Plädoyers im Springmann-Prozess

  • Staatsanwaltschaft fordert lebenslange Haft
  • Verteidigung beantragt Freispruch
  • Urteil spätestens Mitte nächster Woche

Im Prozess um den Mord am Unternehmer-Ehepaar Springmann hat die Staatsanwaltschaft am Montag (05.11.2018) lebenslange Haft für beide Angeklagte beantragt. Der 26-jährige Enkel der Springmanns und sein Geschäftspartner müssen sich wegen Doppelmordes verantworten.
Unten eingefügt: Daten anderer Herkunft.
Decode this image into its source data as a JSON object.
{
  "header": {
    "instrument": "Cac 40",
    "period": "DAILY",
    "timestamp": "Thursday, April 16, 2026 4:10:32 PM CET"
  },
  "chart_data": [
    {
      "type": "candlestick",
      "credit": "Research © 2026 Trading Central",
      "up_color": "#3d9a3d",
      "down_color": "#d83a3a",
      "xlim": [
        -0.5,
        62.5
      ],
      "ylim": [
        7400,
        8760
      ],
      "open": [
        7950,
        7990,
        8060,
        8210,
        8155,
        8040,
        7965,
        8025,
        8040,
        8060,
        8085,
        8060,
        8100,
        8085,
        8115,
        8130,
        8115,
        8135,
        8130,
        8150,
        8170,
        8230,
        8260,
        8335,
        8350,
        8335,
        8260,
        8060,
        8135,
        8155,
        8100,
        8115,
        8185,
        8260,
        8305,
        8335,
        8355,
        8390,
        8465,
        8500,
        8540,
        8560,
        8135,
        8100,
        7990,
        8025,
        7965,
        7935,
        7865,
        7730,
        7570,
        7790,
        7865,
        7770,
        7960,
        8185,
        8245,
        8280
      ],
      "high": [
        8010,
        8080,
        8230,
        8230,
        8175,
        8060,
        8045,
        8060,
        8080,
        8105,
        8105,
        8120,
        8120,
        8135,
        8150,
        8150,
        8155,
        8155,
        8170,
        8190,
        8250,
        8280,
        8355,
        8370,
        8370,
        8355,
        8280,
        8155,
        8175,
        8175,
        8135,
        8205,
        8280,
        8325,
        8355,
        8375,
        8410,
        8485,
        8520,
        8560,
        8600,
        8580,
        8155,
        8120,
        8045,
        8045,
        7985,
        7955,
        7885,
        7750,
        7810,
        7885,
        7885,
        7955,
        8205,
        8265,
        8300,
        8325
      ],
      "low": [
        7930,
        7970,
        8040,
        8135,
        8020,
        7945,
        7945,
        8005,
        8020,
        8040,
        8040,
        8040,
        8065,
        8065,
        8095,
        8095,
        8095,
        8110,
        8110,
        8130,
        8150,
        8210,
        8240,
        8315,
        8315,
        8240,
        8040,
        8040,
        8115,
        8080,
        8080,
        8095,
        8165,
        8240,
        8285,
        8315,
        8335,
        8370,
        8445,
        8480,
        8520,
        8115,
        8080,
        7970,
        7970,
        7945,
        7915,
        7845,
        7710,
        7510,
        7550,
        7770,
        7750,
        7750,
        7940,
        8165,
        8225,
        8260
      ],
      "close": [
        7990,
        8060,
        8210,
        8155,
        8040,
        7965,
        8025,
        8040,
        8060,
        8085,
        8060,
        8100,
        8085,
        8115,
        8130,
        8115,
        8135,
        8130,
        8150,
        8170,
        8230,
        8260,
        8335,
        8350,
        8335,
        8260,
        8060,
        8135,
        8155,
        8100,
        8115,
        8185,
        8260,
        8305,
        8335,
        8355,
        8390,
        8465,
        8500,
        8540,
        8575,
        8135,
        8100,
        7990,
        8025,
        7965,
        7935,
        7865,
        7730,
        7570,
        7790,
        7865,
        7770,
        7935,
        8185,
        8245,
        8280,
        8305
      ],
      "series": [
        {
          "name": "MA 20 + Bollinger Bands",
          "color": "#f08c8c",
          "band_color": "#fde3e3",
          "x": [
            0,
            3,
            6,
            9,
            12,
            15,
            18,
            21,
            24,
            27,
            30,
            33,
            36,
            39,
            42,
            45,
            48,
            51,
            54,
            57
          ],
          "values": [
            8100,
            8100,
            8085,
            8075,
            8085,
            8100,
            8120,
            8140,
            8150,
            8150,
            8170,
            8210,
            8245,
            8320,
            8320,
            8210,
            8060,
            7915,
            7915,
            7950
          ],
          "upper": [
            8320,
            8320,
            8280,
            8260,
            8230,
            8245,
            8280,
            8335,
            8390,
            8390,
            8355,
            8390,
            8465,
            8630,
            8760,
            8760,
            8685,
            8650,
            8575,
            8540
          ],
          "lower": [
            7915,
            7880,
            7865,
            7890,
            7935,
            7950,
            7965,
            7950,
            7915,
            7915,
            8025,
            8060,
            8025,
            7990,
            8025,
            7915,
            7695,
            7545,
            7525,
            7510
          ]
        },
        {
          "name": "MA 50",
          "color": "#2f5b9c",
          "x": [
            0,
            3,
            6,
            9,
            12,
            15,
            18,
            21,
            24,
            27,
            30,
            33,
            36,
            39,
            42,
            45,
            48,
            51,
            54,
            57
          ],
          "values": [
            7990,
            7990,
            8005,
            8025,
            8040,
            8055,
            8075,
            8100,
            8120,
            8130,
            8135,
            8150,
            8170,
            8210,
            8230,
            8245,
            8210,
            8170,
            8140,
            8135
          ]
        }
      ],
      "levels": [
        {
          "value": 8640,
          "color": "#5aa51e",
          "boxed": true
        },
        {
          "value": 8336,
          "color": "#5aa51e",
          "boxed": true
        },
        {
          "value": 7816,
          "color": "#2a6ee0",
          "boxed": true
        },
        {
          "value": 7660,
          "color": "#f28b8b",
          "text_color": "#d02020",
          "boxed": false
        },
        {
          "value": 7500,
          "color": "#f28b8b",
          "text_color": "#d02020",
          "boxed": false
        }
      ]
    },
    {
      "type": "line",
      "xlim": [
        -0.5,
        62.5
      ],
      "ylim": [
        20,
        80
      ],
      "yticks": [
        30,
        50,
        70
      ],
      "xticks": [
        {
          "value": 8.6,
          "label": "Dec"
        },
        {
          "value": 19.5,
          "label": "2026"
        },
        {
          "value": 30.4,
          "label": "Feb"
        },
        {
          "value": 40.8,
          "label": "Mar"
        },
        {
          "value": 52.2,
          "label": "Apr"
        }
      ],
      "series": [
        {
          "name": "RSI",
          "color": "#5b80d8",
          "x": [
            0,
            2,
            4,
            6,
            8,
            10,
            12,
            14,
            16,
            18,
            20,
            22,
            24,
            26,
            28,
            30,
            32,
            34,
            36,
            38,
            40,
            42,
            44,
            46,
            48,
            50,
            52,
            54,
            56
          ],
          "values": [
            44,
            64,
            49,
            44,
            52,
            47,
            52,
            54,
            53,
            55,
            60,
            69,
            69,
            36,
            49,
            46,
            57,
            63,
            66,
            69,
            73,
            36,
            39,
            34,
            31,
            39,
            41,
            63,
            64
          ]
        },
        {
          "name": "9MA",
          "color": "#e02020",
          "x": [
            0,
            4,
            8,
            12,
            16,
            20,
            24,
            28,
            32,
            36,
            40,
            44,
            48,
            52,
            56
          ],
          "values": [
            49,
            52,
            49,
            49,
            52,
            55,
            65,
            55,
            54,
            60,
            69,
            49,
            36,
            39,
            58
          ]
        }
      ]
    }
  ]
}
"Nur 15 Jahre Haft unangemessen"

Der Staatsanwalt sagte wörtlich: „Nur 15 Jahre für diese Tat erscheinen unangemessen“. Er sieht bei beiden Tätern eine besondere Schwere der Schuld, weil sie das betagte und arglose Paar brutal ermordet hätten. Das könnte die Haftdauer im Falle einer Verurteilung um mehrere Jahre verlängern.

Habgier als Motiv

Laut Staatsanwalt war Habgier das Motiv für den Doppelmord: Der Enkel fürchtete, von seinem bisher großzügigen Großvater enterbt zu werden. Er habe innerhalb eines Jahres 600.000 Euro verprasst, die er von seinem Großvater geschenkt bekommen hatte. Seinen ausschweifenden Lebensstil habe er nicht aufgeben wollen.

Urteil fällt kommenden Dienstag

Die Verteidigung des Enkels hingegen hat Freispruch gefordert. Der Verteidiger appellierte an die Kammer, sich zu überlegen, ob sie den Enkel wirklich für einen Mörder halte. Auch die Verteidiger des angeklagten Geschäftspartners forderten Freispruch. Es würde keine Hinweise und keine Beweise geben, dass der Angeklagte an der Tat beteiligt gewesen sei. Das Urteil fällt nächste Woche Dienstag.